For the purposes of this appeal the issue is whether the victim was "under the stress of excitement" at the time the challenged statements were made. The mother testified that the child was withdrawn, nervous, and still crying at the time she was taken to the correctional center. In addition, her statement to her mother regarding the blue Nova automobile was spontaneous. We therefore conclude that the trial court did not abuse its discretion in admitting this statement. The later statement to the mother presents a more difficult question. It is a factual situation wherein trial courts might differ. But since the child was still nervous and crying, and there was no prompting by the adults, we hold the trial court did not abuse its discretion by permitting it in evidence.

The trial court used the South Dakota Pattern Jury Instruction 1-6 (alternate) for defining reasonable doubt. This instruction omitted any reference to the "moral certainty" phrase found in the usual instruction. In addition, the court instructed on circumstantial evidence and deleted "moral certainty" from that instruction. Appellant claims the "moral certainty" phrase should have been included in both instructions. This phrase was discussed by this court in State v. Brewer, 86 S.D. 434, 197 N.W.2d 409 (1972). In that opinion, authorities were cited which held the phrase "moral certainty" is the same as reasonable doubt, and some authorities indicating the "moral certainty" standard is of a higher degree than reasonable doubt. Judge Biegelmeier, the author of the Brewer opinion, said therein that he believed "moral certainty" fixes a higher standard than reasonable doubt. Under either theory, the trial court was correct in deleting the "moral certainty" phrase from both instructions. Appellant was entitled to a definition of reasonable doubt and circumstantial evidence, both of which were given.[*] Moral certainty may be said to bear the same relation to matters relating to *737 human conduct that absolute certainty does to mathematical subjects. State v. Brewer, supra. Such proof is not required to sustain a conviction.

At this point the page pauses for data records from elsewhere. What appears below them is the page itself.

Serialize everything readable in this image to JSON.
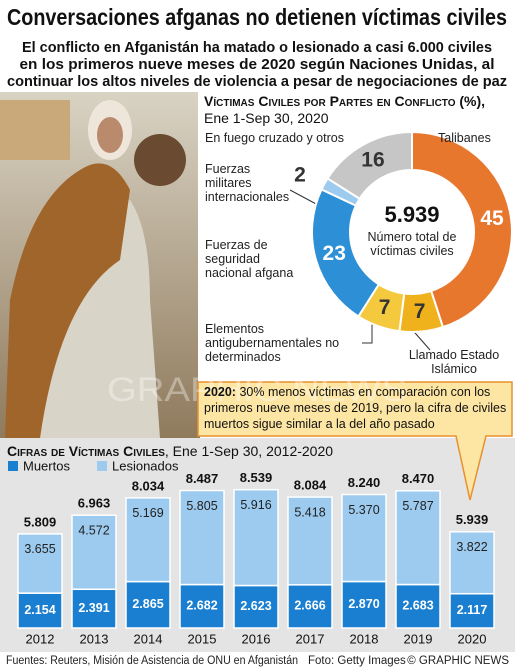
{
  "title": "Conversaciones afganas no detienen víctimas civiles",
  "subtitle": [
    "El conflicto en Afganistán ha matado o lesionado a casi 6.000 civiles",
    "en los primeros nueve meses de 2020 según Naciones Unidas, al",
    "continuar los altos niveles de violencia a pesar de negociaciones de paz"
  ],
  "chart_data": [
    {
      "type": "donut",
      "title": "Víctimas Civiles por Partes en Conflicto (%),",
      "subtitle": "Ene 1-Sep 30, 2020",
      "categories": [
        "Talibanes",
        "Llamado Estado Islámico",
        "Elementos antigubernamentales no determinados",
        "Fuerzas de seguridad nacional afgana",
        "Fuerzas militares internacionales",
        "En fuego cruzado y otros"
      ],
      "values": [
        45,
        7,
        7,
        23,
        2,
        16
      ],
      "colors": [
        "#e8772e",
        "#efb21c",
        "#f5c93e",
        "#2d8fd5",
        "#9ccbef",
        "#c6c6c6"
      ],
      "total": "5.939",
      "total_caption": "Número total de víctimas civiles"
    },
    {
      "type": "stacked_bar",
      "title": "Cifras de Víctimas Civiles",
      "subtitle": ", Ene 1-Sep 30, 2012-2020",
      "categories": [
        "2012",
        "2013",
        "2014",
        "2015",
        "2016",
        "2017",
        "2018",
        "2019",
        "2020"
      ],
      "series": [
        {
          "name": "Muertos",
          "color": "#1a7fd0",
          "values": [
            2154,
            2391,
            2865,
            2682,
            2623,
            2666,
            2870,
            2683,
            2117
          ],
          "value_labels": [
            "2.154",
            "2.391",
            "2.865",
            "2.682",
            "2.623",
            "2.666",
            "2.870",
            "2.683",
            "2.117"
          ]
        },
        {
          "name": "Lesionados",
          "color": "#9ccbef",
          "values": [
            3655,
            4572,
            5169,
            5805,
            5916,
            5418,
            5370,
            5787,
            3822
          ],
          "value_labels": [
            "3.655",
            "4.572",
            "5.169",
            "5.805",
            "5.916",
            "5.418",
            "5.370",
            "5.787",
            "3.822"
          ]
        }
      ],
      "totals": [
        {
          "value": 5809,
          "label": "5.809"
        },
        {
          "value": 6963,
          "label": "6.963"
        },
        {
          "value": 8034,
          "label": "8.034"
        },
        {
          "value": 8487,
          "label": "8.487"
        },
        {
          "value": 8539,
          "label": "8.539"
        },
        {
          "value": 8084,
          "label": "8.084"
        },
        {
          "value": 8240,
          "label": "8.240"
        },
        {
          "value": 8470,
          "label": "8.470"
        },
        {
          "value": 5939,
          "label": "5.939"
        }
      ]
    }
  ],
  "callout": {
    "lead": "2020:",
    "text": "30% menos víctimas en comparación con los primeros nueve meses de 2019, pero la cifra de civiles muertos sigue similar a la del año pasado"
  },
  "watermark": "GRAPHIC NEWS",
  "footer": {
    "sources": "Fuentes: Reuters, Misión de Asistencia de ONU en Afganistán",
    "photo": "Foto: Getty Images",
    "copyright": "© GRAPHIC NEWS"
  }
}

As part of appellant's defense, testimony was offered regarding some experiments conducted by appellant's father concerning the time necessary to travel from the place where appellant dropped off his cousin Lauren Gamber to the location of the victim's home, and from there to appellant's home. The trial court sustained the state's objections to this testimony upon the theory there were too many variables in the experiment to make the time element reliable. This evidence was relevant to corroborate the alibi defense. It was necessary, however, for appellant to show that the conditions of the experiment were the same as the incident such as speed, route taken, traffic flow, traffic lights, and perhaps the type of automobile. Because these conditions were not shown, the trial court did not abuse its discretion in denying this testimony, although considering the seriousness of the charges and the ability of the jury to weigh the variables involved, it may have been a better choice to admit the testimony.

The judgment of conviction is affirmed.


WUEST, Circuit Judge, sitting for FOSHEIM, C.J., disqualified.


[*] A circumstantial evidence instruction was given which became the law of the case. However, it was not necessary because there was direct evidence of the "carrying," and the complaint of the child to her mother regarding what appellant had done to her is direct evidence, as is appellant's admission.